Né à Bordeaux en 1869, il commence sa formation artistique à l’École municipale des Beaux-Arts de la ville. En 1890, il arrive à Paris et s’inscrit deux ans plus tard à l’École nationale des Arts Décoratifs. Ces années sont cruciales pour la culture française. Depuis près d’une décennie, le nouveau courant symboliste conquiert de plus en plus l’intelligentsia qui cherche à échapper à la trivialité de la société. Ce n’est pas un hasard si Béronneau, après avoir suivi les cours d’Eugène Thirion (1839-1910), décide d’entrer dans l’atelier de Gustave Moreau, considéré comme le père de ce courant en peinture. Le jeune artiste gagne l’estime du maître en réussissant à combiner dans ses créations différentes influences de la peinture académique et de l’art italien du XVe siècle.
L’influence de son maitre, clairement reconnaissable dans ses œuvres, devient un trait caractéristique de l’artiste qui parvient néanmoins à l’interpréter de manière personnelle, en la mêlant aux influences académiques de sa formation. Les figures de Béronneau sont en effet moins élancées que celles de son maître et plus dessinées dans leurs volumes. En 1895, il expose pour la première fois au Salon des Aristes Français et en 1897, il participe à la dernière édition du Salon de la Rose+Croix, manifestation artistique organisée par l’excentrique Joséphin Péladan (1858-1918), écrivain, critique et occultiste, partisan d’un retour à l’art religieux aux accents symbolistes décadents. À l’occasion de cette exposition, il présente l’une de ses œuvres les plus célèbres, Orphée, une image ambitieuse représentant la descente aux enfers du héros thrace. Vers la fin du siècle Béronneau est devenu l’une des figures de proue du courant symboliste français grâce à sa manière raffinée de traiter les sujets mythiques, à l’élégance de sa technique et à la puissance suggestive de ses images. Ses œuvres sont entrées dans plusieurs collections publiques françaises telles que le Musée du Louvre, le Musée des Beaux-Arts de Bordeaux et celui de Marseille.

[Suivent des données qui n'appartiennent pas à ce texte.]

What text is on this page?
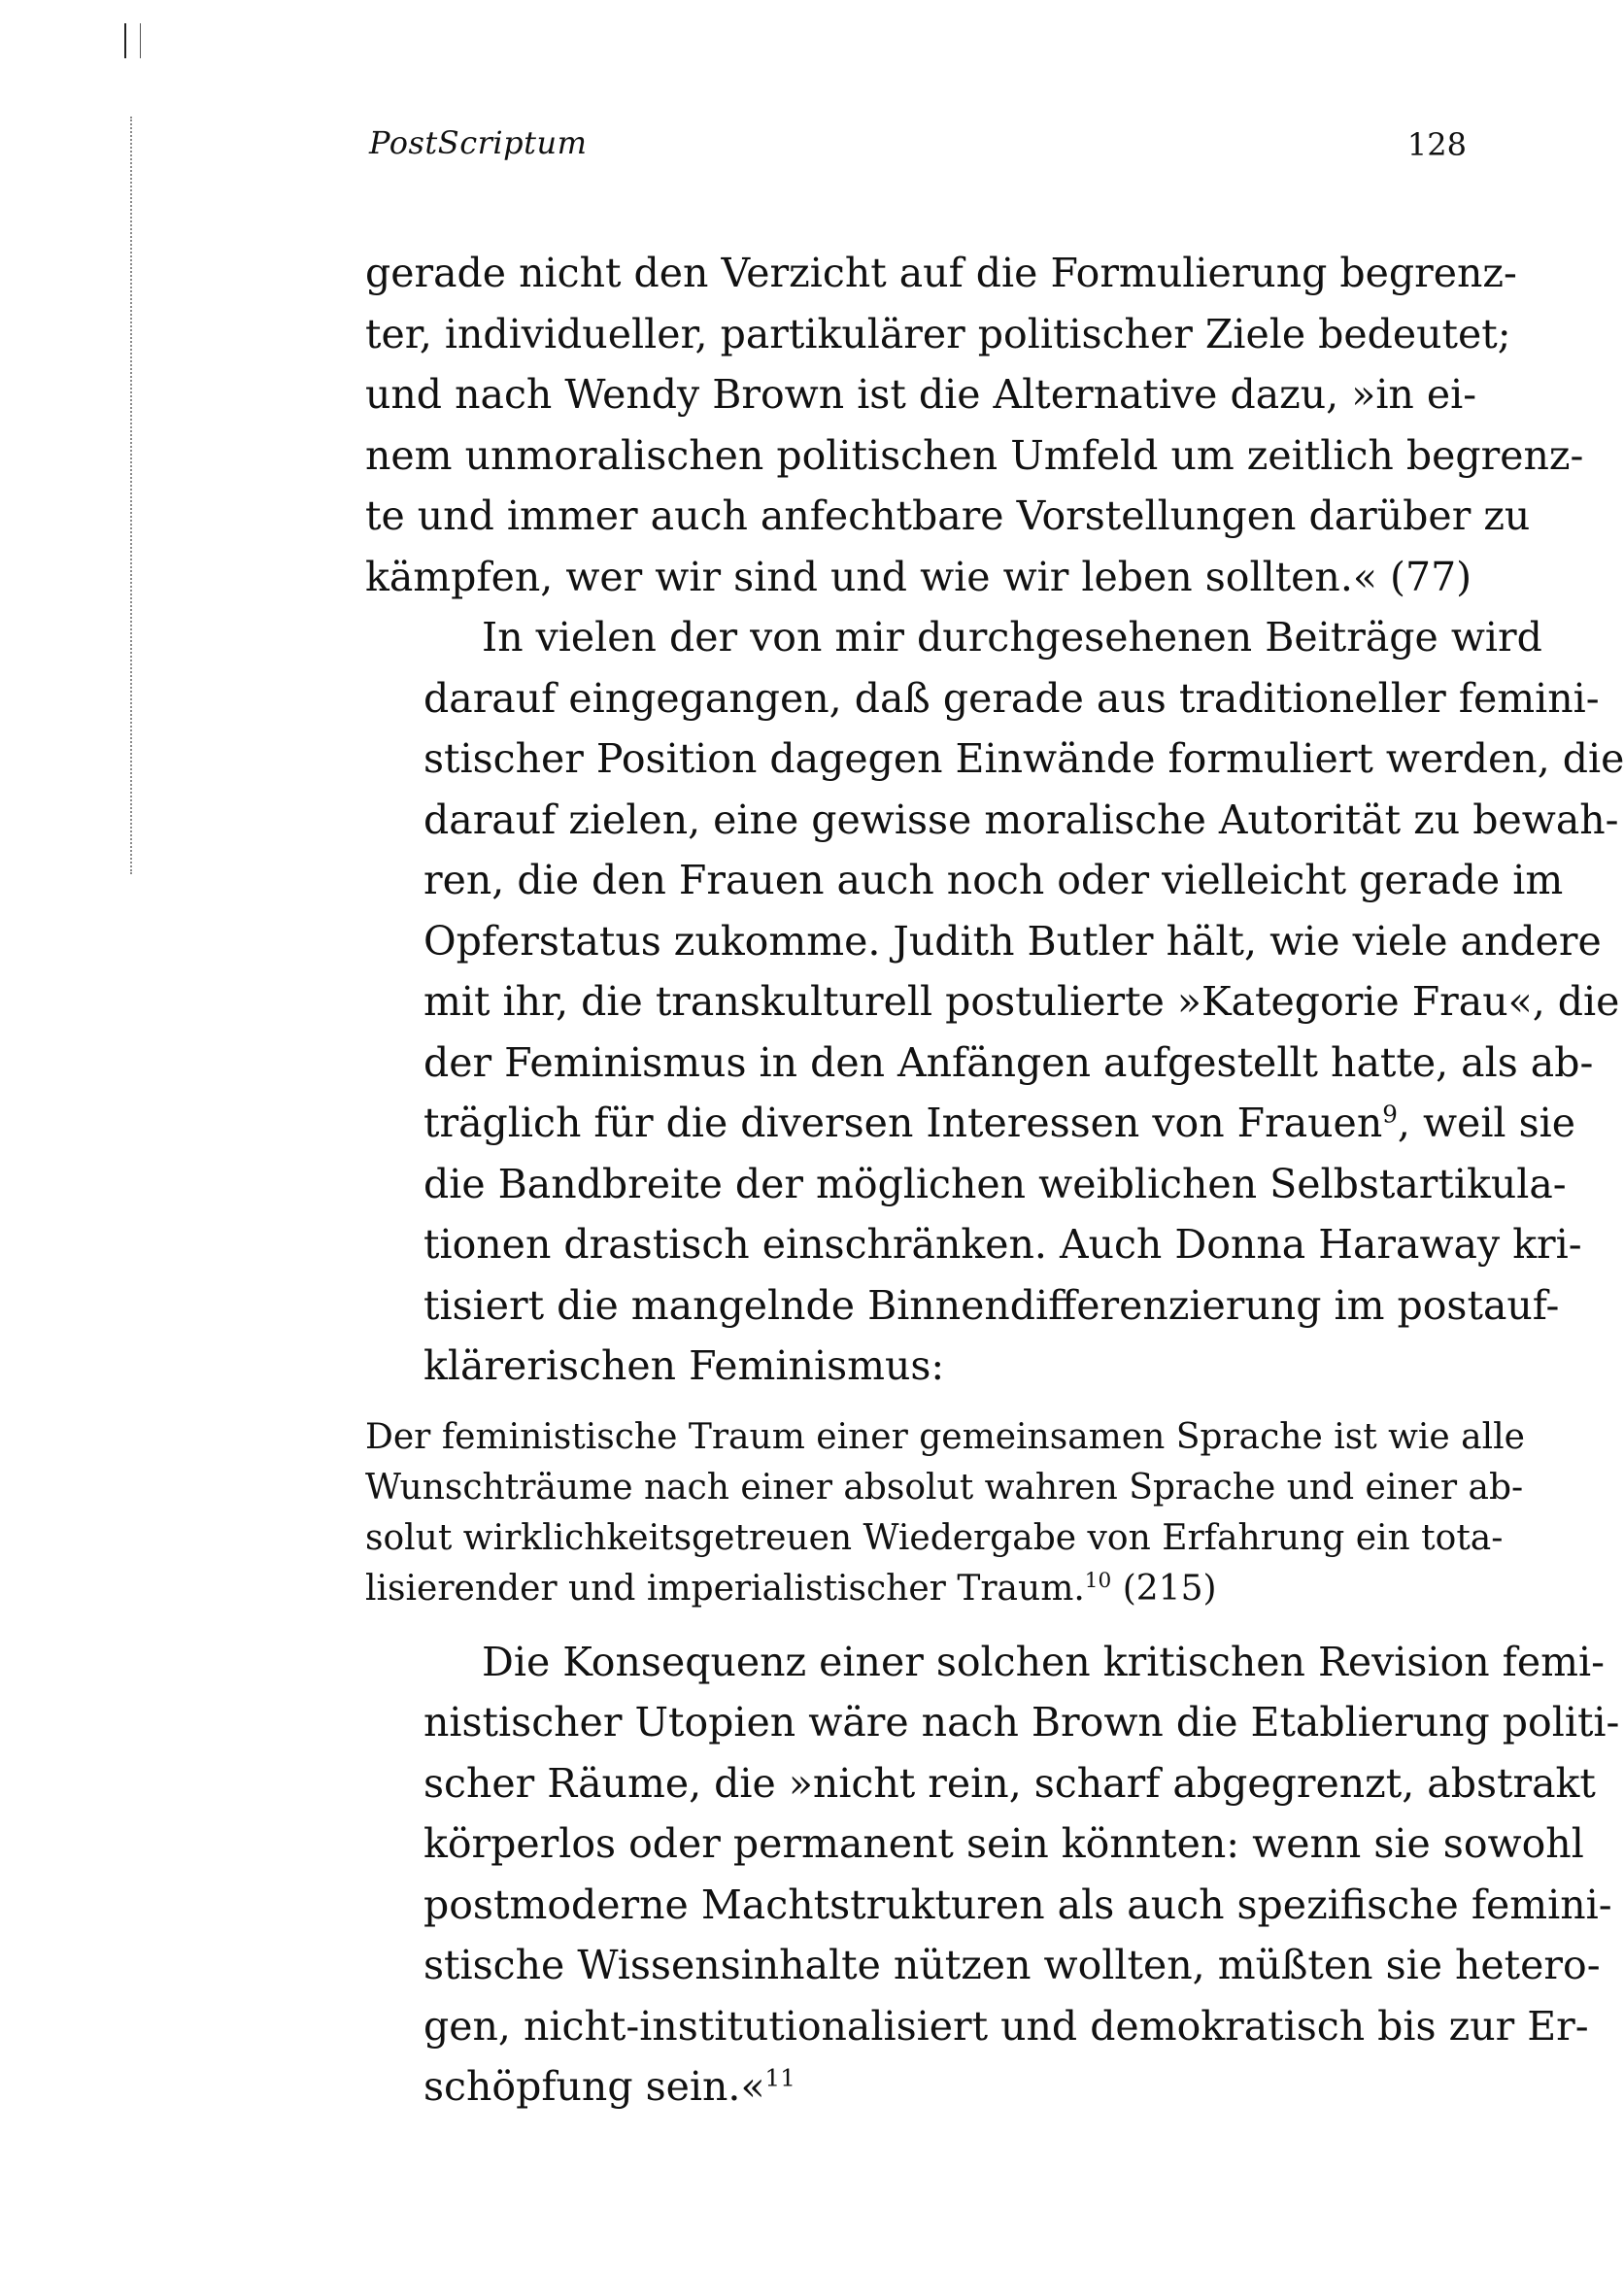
PostScriptum	128

gerade nicht den Verzicht auf die Formulierung begrenz-
ter, individueller, partikulärer politischer Ziele bedeutet;
und nach Wendy Brown ist die Alternative dazu, »in ei-
nem unmoralischen politischen Umfeld um zeitlich begrenz-
te und immer auch anfechtbare Vorstellungen darüber zu
kämpfen, wer wir sind und wie wir leben sollten.« (77)

In vielen der von mir durchgesehenen Beiträge wird
darauf eingegangen, daß gerade aus traditioneller femini-
stischer Position dagegen Einwände formuliert werden, die
darauf zielen, eine gewisse moralische Autorität zu bewah-
ren, die den Frauen auch noch oder vielleicht gerade im
Opferstatus zukomme. Judith Butler hält, wie viele andere
mit ihr, die transkulturell postulierte »Kategorie Frau«, die
der Feminismus in den Anfängen aufgestellt hatte, als ab-
träglich für die diversen Interessen von Frauen$^9$, weil sie
die Bandbreite der möglichen weiblichen Selbstartikula-
tionen drastisch einschränken. Auch Donna Haraway kri-
tisiert die mangelnde Binnendifferenzierung im postauf-
klärerischen Feminismus:

Der feministische Traum einer gemeinsamen Sprache ist wie alle
Wunschträume nach einer absolut wahren Sprache und einer ab-
solut wirklichkeitsgetreuen Wiedergabe von Erfahrung ein tota-
lisierender und imperialistischer Traum.$^{10}$ (215)

Die Konsequenz einer solchen kritischen Revision femi-
nistischer Utopien wäre nach Brown die Etablierung politi-
scher Räume, die »nicht rein, scharf abgegrenzt, abstrakt
körperlos oder permanent sein könnten: wenn sie sowohl
postmoderne Machtstrukturen als auch spezifische femini-
stische Wissensinhalte nützen wollten, müßten sie hetero-
gen, nicht-institutionalisiert und demokratisch bis zur Er-
schöpfung sein.«$^{11}$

L’un des thèmes récurrents de l’œuvre de Béronneau est celui des femmes fatales, beautés féminines à la sensualité envoûtante, enchanteresses et dévoreuses d’hommes. Parmi les différentes Gorgones et Judiths, c’est la figure de Salomé qui revient le plus souvent dans sa production. Elle est ici représentée de manière frontale, hiératique. Sa peau blanche et son regard sans pupille la font ressembler à une terrible idole couverte d’opulents bijoux de goût oriental. La peinture est extrêmement diluée, les couleurs semblent s’assembler comme sur la palette d’un peintre par petites touches. Le style est très proche de celui de Moreau, c’est pourquoi le tableau a dû être exécuté dans les premières années du virage symboliste du peintre, c’est-à-dire vers 1892-1897.